- Genre: Sitcom Animation Black comedy Surreal humour Soap opera
- Created by: Sarah Ann Kennedy
- Written by: Sarah Ann Kennedy
- Directed by: Sarah Ann Kennedy
- Voices of: Morwenna Banks Felix Dexter Jane Horrocks Claire Jennings Polly Kemp Alistair McGowan Lesley Sharp Alison Steadman Steve Steen John Thomson
- Country of origin: United Kingdom
- No. of episodes: 20 (over 2 series)

Production
- Executive producers: Joanna Beresford Sarah Ann Kennedy
- Running time: 10 minutes per episode
- Production company: Spitting Image Productions

Original release
- Network: Channel 4
- Release: October 27, 1995 – January 19, 1998

= Crapston Villas =

Crapston Villas is a British adult animated television series, written, created and directed by Sarah Ann Kennedy, in which the characters were made from plasticine and filmed with stop motion clay animation. It was a comedy satire on inner-city London life, directed at a mature audience. It featured a set of characters, living in a grim apartment building in the fictional postcode of SE69, who were plagued by various dilemmas. Foul language, sex and violence are present.

==Production==
It was made by the Spitting Image Productions company and was originally broadcast on the UK's Channel 4 from 1995 to 1998. It was written by Sarah Ann Kennedy, who was also director (series 1) along with Peter Boyd Maclean (series 2). The music for the show was composed by Rowland Lee.
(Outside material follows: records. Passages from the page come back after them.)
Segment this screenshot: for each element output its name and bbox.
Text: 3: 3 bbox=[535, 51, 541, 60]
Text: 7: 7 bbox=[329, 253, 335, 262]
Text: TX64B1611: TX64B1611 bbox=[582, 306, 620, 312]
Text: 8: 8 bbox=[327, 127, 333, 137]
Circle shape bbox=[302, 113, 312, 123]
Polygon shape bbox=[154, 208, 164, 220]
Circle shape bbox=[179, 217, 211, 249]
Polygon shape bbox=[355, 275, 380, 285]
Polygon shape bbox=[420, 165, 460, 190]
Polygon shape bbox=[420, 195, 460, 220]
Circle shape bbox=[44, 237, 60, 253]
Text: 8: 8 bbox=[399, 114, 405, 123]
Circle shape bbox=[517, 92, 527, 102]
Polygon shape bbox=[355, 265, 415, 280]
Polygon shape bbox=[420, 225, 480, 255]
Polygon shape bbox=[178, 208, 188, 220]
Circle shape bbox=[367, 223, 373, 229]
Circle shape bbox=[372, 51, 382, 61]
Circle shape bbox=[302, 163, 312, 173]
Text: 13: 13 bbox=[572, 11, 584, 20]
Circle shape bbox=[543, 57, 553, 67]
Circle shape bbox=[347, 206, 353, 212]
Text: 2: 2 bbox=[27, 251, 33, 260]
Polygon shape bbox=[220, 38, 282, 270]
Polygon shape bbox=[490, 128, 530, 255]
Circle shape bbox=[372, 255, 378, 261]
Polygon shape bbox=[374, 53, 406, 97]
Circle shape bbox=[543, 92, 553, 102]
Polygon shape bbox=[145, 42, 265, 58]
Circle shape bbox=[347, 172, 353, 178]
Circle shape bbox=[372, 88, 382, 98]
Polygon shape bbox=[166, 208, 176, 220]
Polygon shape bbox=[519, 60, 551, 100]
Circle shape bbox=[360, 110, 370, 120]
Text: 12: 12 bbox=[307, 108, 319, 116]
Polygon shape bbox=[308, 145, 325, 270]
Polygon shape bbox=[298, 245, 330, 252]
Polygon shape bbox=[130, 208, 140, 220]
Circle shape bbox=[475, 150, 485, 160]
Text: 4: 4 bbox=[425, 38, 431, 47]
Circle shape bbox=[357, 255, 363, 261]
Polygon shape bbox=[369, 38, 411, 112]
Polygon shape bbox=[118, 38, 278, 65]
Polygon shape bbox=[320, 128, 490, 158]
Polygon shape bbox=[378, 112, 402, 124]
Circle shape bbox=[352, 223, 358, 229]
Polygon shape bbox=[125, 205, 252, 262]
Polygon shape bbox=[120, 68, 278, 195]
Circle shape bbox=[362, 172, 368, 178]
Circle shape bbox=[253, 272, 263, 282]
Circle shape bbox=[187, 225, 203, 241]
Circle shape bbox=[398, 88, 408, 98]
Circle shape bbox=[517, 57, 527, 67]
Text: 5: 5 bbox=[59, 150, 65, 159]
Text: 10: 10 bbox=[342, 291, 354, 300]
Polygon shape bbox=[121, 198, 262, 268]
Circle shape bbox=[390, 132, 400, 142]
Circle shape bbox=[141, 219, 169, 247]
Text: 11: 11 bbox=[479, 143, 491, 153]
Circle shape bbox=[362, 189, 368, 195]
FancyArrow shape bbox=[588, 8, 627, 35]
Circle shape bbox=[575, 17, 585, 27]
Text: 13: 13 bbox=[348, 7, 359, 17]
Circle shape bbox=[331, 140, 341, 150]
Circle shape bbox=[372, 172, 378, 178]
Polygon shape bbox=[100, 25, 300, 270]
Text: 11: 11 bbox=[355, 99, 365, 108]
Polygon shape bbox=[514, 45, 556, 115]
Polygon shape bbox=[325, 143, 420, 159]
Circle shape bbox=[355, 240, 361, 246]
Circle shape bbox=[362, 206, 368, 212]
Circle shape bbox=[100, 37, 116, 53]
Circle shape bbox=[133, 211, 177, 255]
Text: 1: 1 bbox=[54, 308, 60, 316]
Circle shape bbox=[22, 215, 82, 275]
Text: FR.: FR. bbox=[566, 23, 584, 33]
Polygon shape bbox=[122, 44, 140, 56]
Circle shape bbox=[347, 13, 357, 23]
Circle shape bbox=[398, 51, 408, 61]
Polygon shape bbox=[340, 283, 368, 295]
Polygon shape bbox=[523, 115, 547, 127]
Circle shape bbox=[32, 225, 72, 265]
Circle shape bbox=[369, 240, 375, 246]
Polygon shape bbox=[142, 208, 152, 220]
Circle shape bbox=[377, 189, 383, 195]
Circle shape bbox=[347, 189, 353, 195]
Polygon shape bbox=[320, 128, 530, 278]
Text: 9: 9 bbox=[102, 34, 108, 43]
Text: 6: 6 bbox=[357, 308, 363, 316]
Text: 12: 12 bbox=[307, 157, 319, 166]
Voices were provided by a range of British actors and comedians.

The show was cancelled after its second series by the incoming new head of Channel 4 Television, Michael Jackson, who then bought US import South Park to fill the late Friday night slot vacated by Crapston Villas.

The show would be one of the first animated series on British television to present openly gay characters, specifically Robbie and Larry.

== Plot ==
It is an animated series set in the world of Crapston Villa, where viewers follow the hilarious antics and everyday adventures of its residents.

==Availability==
Each series comprised ten episodes. Series 1 was subsequently issued on video, edited together as a single 100 minute piece ("Crapston Villas – City of Slummington"), while Series 2 was similarly released, but on two videos ("Health Hazard" and "Culture Shock"). In the US, five episodes from Series 1 were released on DVD by the independent production/distribution company Troma Entertainment, but so far no DVD releases of either series have occurred in the UK.

As of January 2012, all 20 episodes of Crapston Villas are available to watch on Channel 4's digital on-demand service 4oD (now called Channel 4). Reruns of the Series are also available to watch on U&Gold late at night.